Tournons-nous alors vers la réponse haute à notre question, qui en comprend deux. Si Bruxelles put « souffler » si aisément le vol-au-vent grec, alors il faut admettre que les logiques entrepreneuriales avaient entretemps miné, bien plus que nous ne nous l’imaginions, les logiques statistiques d’opinion (le prestige des « nonistes ») et les logiques formelles de la culture démocratique. On avait déjà vu, par le passé, des régimes démocratiques longtemps vidés de toute substance avant de s’effondrer (par exemple, en France, la fin de la Seconde et de la Troisième Républiques), mais on n’avait pas encore assisté à cette détérioration en mode post-démocratique comme c’est aujourd’hui le cas sous nos yeux. Pourquoi reprenons-nous à notre compte, ici, le terme choisi par Emmanuel Todd pour caractériser ce type d’événements [1] ? Pour une raison simple, les faits parlant d’eux-mêmes : pour amener un gouvernement européen à se dé-légitimer en se désavouant, l’exécutif de l’Union Européenne n’aura eu besoin de recourir à aucune argumentation controuvée ou spécieuse, à aucune rhétorique habile ou émouvante, à aucun article d’aucune charte et d’aucun traité. La voix feutrée des calculettes aura couvert toutes les autres.
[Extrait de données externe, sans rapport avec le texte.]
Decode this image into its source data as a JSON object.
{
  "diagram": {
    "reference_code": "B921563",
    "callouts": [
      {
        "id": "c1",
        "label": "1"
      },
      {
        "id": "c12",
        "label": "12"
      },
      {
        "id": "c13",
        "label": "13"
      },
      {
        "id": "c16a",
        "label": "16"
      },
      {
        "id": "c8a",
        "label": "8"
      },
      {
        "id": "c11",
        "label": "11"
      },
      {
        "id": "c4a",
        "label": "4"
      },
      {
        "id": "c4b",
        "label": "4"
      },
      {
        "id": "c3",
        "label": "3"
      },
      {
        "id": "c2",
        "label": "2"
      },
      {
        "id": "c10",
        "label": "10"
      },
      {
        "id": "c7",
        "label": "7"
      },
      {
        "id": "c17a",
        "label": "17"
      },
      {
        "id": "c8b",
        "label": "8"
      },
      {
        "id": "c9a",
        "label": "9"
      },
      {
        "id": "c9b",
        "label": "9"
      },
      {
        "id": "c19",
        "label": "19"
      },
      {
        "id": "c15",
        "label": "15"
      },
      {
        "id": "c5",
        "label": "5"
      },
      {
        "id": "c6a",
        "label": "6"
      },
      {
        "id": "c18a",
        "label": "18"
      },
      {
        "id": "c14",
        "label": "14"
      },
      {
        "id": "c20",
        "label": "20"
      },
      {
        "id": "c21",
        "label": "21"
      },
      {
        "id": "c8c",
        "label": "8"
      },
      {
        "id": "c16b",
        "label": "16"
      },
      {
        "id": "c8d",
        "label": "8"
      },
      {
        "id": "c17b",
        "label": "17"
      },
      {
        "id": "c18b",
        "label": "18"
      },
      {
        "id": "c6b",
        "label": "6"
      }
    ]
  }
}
Quant au silence qui aura couvert ce silence, il laisse bien plus songeur. « Après la démocratie », comme dit Todd, ne signifie pas seulement que ses règles cessent un jour de jouer – sans que, pour autant, elle doive subir, comme du temps des totalitaires, attaques et haines en règle –, mais signifie aussi que cette fin de partie a lieu dans l’indifférence. Le silence prend alors une note de narcissisme blessé – à plus forte raison quand le dénouement a pour scène le berceau athénien de la culture démocratique, et ajoute à la violence, factuelle, du retournement celle, symbolique, de l’humiliation. Pas question de confondre « contre la démocratie » et « après la démocratie » : dans un cas, il y a passion, dans l’autre, désaffection.

Reste à se demander si n’entre pas quelque manière de stupeur sincère dans cette conjuration du silence. À qui, en effet, confier la tâche délicate d’introduire au désenchantement sans blesser les experts responsables des apparences et de la force des choses ? On ne désavoue jamais un culte sans quelque énergie initiale. Le milieu humain qui portera cette résolution doit d’abord se former en lui-même. Il y faut un peu de temps.

[1Après la démocratie, Gallimard, 2008.